Deuxième chambre civile, 28 mai 2020 — 19-12.689

Rejet Cour de cassation — Deuxième chambre civile

Texte intégral

CIV. 2

FB

COUR DE CASSATION ______________________

Audience publique du 28 mai 2020

Rejet non spécialement motivé

M. PRÉTOT, conseiller doyen faisant fonction de président

Décision n° 10268 F

Pourvoi n° K 19-12.689

R É P U B L I Q U E F R A N Ç A I S E

_________________________

AU NOM DU PEUPLE FRANÇAIS _________________________

DÉCISION DE LA COUR DE CASSATION, DEUXIÈME CHAMBRE CIVILE, DU 28 MAI 2020

La Caisse interprofessionnelle de prévoyance et d'assurance vieillesse (CIPAV), dont le siège est [...] , a formé le pourvoi n° K 19-12.689 contre l'arrêt rendu le 21 décembre 2018 par la cour d'appel de Douai (chambre sociale), dans le litige l'opposant à M. Y... E..., domicilié [...] , défendeur à la cassation.

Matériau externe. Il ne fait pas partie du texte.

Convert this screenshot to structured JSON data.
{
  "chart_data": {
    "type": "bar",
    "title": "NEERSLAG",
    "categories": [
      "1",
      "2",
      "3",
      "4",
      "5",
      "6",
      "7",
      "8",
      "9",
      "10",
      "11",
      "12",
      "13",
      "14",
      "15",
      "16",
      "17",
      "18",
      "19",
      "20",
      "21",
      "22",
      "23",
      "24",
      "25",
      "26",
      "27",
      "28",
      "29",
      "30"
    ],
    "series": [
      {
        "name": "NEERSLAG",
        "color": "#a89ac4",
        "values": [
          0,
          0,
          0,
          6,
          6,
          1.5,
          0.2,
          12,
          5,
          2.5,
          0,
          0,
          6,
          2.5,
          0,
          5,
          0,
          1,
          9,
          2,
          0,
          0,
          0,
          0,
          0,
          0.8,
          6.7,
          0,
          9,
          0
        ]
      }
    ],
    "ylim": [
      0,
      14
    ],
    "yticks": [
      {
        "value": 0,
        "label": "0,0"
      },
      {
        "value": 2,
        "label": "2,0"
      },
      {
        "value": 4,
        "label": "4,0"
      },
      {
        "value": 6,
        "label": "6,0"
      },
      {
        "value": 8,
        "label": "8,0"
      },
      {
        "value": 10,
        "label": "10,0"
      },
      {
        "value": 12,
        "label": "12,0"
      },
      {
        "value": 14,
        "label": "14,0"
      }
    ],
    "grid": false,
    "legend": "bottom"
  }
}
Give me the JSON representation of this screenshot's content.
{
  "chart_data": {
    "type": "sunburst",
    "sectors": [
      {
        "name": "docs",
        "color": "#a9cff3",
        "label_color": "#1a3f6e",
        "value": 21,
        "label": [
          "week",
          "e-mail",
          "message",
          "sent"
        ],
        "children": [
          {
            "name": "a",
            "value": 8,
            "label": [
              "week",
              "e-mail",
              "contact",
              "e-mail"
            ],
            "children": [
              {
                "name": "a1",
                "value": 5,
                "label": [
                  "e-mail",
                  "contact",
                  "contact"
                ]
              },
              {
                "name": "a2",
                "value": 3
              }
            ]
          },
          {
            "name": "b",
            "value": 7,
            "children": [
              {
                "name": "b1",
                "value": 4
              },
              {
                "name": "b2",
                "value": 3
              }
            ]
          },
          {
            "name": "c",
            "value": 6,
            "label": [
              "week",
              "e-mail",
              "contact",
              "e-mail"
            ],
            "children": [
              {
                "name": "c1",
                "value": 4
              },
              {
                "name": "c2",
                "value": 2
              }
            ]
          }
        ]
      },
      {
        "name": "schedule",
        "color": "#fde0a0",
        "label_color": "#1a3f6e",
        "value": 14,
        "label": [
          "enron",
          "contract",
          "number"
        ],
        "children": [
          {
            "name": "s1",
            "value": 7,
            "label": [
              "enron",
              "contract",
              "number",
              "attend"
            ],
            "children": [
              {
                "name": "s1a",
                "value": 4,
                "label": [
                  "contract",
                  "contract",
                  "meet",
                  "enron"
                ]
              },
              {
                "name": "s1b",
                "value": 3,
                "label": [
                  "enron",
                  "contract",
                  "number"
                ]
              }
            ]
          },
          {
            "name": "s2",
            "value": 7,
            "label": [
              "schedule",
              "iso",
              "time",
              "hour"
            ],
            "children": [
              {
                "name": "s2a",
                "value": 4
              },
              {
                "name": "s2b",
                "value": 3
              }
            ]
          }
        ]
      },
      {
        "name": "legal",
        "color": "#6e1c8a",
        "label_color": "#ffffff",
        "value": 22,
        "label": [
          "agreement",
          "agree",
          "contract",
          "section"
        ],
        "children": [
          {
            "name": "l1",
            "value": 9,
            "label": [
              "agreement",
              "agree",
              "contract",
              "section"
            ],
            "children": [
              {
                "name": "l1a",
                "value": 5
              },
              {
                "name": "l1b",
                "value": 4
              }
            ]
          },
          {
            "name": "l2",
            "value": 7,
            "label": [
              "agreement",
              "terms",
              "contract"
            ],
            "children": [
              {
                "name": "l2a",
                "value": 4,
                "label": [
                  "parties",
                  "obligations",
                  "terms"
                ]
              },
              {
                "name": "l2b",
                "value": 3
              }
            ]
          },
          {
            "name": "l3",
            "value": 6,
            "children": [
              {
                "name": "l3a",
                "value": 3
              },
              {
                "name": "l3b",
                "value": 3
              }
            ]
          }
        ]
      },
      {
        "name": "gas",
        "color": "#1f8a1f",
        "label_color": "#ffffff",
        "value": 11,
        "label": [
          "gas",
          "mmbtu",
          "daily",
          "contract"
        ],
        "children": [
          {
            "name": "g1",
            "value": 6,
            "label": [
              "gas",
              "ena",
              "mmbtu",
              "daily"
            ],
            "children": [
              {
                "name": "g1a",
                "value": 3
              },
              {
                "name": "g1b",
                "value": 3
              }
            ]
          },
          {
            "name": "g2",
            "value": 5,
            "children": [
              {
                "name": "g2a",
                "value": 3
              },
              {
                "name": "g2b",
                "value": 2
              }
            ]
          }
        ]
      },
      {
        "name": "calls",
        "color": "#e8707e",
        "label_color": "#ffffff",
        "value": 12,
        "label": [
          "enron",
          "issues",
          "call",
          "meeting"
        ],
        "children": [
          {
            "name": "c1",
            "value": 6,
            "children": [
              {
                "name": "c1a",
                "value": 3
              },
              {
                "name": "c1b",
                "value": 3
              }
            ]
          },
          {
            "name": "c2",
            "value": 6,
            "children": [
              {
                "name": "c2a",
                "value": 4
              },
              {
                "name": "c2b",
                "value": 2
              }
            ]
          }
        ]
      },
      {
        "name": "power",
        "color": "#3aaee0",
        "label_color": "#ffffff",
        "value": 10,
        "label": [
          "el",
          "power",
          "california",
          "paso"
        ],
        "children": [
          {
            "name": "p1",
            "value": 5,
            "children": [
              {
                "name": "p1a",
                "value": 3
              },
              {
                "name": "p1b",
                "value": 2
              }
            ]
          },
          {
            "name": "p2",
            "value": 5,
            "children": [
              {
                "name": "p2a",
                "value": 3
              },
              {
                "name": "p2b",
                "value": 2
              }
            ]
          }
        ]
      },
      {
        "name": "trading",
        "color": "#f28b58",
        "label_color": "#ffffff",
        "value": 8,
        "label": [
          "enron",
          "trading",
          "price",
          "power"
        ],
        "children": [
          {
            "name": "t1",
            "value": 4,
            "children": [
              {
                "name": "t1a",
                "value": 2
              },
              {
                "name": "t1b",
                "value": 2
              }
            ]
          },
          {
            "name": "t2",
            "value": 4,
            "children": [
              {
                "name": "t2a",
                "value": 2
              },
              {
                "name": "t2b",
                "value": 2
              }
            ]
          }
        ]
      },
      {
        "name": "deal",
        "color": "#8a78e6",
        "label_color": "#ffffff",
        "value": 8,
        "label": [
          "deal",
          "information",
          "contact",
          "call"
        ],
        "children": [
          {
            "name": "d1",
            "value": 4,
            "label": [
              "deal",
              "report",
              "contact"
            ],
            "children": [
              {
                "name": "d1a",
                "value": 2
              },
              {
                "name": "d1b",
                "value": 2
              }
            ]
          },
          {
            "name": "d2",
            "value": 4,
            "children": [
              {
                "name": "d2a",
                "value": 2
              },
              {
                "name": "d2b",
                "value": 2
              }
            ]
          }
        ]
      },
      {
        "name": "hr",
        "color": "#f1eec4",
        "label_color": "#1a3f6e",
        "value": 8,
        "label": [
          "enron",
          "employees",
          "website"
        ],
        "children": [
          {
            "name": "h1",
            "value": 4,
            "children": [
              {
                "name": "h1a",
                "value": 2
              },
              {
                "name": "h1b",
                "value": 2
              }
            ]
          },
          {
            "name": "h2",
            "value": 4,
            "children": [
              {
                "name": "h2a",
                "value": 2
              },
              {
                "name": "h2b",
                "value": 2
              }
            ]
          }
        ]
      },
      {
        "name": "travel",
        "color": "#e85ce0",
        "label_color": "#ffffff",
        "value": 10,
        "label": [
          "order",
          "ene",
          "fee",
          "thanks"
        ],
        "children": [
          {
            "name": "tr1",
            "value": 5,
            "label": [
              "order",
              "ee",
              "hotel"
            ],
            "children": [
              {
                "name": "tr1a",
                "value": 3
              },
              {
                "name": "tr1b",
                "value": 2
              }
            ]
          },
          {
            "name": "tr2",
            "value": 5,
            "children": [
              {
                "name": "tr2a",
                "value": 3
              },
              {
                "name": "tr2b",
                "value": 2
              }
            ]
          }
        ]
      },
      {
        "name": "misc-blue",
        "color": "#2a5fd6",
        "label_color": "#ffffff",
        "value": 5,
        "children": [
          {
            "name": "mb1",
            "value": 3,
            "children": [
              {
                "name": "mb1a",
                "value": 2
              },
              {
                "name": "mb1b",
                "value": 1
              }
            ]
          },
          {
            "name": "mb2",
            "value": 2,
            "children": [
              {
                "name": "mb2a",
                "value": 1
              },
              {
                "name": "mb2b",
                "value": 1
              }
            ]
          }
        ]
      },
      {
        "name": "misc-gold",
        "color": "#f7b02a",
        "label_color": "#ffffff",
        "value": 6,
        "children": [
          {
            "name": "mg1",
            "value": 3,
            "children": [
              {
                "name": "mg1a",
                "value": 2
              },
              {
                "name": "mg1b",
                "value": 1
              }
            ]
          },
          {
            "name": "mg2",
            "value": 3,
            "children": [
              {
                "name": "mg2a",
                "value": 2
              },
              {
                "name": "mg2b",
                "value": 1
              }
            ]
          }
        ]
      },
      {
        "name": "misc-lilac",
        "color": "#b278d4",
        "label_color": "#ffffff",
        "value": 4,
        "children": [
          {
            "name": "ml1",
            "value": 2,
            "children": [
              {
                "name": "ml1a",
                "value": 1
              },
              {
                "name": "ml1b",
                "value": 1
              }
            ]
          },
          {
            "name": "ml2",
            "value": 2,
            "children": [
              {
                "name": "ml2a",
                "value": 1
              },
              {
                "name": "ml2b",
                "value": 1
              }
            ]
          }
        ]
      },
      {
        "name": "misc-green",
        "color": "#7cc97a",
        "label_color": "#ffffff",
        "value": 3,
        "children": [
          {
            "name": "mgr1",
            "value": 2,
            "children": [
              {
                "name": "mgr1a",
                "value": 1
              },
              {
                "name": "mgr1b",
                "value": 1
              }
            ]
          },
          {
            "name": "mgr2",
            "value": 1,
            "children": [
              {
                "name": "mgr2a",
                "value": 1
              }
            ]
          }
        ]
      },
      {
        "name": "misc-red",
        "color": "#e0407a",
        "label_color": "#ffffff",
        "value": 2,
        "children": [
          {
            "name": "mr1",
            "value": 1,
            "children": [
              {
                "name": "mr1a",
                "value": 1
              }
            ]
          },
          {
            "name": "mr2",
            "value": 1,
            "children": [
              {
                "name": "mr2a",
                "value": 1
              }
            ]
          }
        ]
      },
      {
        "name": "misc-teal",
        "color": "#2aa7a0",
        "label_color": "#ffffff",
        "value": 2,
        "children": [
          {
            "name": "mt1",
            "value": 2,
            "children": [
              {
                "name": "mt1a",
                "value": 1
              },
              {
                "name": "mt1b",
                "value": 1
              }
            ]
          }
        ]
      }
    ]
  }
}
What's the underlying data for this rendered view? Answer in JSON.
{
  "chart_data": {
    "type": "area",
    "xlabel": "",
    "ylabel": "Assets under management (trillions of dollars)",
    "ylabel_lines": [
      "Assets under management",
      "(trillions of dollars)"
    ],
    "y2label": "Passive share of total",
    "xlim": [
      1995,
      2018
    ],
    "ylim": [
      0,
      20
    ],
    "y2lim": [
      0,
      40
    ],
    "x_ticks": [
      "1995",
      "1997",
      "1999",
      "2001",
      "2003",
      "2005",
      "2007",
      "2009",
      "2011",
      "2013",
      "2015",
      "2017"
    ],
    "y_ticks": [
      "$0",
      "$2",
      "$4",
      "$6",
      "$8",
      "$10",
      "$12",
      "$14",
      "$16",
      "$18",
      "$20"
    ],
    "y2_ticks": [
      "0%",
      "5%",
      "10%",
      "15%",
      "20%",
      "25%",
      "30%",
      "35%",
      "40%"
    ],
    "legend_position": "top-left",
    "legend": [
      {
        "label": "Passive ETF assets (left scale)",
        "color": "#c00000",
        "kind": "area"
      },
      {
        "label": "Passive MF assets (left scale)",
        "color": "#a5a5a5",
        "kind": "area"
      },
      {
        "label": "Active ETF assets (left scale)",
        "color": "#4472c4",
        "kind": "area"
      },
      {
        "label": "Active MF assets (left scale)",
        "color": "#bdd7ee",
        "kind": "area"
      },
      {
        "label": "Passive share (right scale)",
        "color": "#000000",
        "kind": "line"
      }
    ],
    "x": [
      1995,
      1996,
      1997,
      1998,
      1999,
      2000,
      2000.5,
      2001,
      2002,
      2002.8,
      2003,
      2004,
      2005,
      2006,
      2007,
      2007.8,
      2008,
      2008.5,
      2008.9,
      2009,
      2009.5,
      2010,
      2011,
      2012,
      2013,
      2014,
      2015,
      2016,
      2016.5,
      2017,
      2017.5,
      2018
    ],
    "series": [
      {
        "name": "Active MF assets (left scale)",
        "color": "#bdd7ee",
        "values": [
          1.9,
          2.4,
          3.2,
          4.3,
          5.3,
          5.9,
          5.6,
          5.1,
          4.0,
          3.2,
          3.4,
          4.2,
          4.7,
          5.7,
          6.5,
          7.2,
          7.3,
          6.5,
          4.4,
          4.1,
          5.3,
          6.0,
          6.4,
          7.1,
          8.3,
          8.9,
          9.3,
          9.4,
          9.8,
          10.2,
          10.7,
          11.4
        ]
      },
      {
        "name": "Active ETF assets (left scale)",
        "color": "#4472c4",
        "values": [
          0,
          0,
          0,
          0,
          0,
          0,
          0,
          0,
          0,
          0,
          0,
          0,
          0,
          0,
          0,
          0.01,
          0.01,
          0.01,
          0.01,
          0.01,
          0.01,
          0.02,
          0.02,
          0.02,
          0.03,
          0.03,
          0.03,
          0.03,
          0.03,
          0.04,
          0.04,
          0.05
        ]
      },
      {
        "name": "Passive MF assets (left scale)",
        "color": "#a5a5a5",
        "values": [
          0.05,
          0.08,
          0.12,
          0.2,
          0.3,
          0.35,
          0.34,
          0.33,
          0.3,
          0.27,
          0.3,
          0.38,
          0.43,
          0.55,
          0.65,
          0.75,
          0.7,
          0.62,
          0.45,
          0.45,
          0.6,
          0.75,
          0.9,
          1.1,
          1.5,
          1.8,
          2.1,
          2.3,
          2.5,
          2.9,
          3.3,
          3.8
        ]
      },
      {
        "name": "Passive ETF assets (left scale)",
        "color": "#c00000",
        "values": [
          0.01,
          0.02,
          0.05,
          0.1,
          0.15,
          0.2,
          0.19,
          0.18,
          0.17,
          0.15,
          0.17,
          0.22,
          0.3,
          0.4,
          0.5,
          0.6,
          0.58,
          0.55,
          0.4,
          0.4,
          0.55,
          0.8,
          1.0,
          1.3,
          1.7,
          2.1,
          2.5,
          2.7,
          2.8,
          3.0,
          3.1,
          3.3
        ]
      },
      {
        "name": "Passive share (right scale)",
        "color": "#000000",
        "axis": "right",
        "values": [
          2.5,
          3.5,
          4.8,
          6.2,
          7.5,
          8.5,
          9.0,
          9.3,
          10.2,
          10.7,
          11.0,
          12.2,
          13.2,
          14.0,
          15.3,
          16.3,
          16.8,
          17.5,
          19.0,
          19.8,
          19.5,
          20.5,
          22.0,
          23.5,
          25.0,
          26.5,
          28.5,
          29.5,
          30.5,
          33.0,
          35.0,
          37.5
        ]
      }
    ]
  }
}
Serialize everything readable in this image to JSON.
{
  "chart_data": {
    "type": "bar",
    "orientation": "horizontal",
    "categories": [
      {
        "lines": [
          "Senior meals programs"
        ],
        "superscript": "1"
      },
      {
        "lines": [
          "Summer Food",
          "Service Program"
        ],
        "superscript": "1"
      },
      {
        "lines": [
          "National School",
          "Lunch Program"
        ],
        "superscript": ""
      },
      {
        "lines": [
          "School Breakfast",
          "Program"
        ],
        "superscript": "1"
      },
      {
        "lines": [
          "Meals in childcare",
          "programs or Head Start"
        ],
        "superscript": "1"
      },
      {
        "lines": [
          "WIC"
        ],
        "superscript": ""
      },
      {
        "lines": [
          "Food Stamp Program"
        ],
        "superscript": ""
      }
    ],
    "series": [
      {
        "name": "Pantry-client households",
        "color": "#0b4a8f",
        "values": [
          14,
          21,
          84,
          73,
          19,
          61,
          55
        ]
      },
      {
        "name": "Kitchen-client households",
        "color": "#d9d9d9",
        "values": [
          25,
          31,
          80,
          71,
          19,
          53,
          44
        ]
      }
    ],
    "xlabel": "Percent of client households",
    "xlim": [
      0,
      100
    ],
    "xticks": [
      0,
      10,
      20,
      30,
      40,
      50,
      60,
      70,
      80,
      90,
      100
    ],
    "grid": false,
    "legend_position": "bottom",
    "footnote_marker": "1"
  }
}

Le dossier a été communiqué au procureur général.

Sur le rapport de Mme Vieillard, conseiller, les observations écrites de la SCP Boutet et Hourdeaux, avocat de la Caisse interprofessionnelle de prévoyance et d'assurance vieillesse, et l'avis de M. de Monteynard, avocat général, après débats en l'audience publique du 4 mars 2020 où étaient présents M. Prétot, conseiller doyen faisant fonction de président, Mme Vieillard, conseiller rapporteur, Mme Taillandier-Thomas, conseiller, et Mme Szirek, greffier de chambre,

la deuxième chambre civile de la Cour de cassation, composée des président et conseillers précités, après en avoir délibéré conformément à la loi, a rendu la présente décision.

1. Le moyen de cassation annexé, qui est invoqué à l'encontre de la décision attaquée, n'est manifestement pas de nature à entraîner la cassation.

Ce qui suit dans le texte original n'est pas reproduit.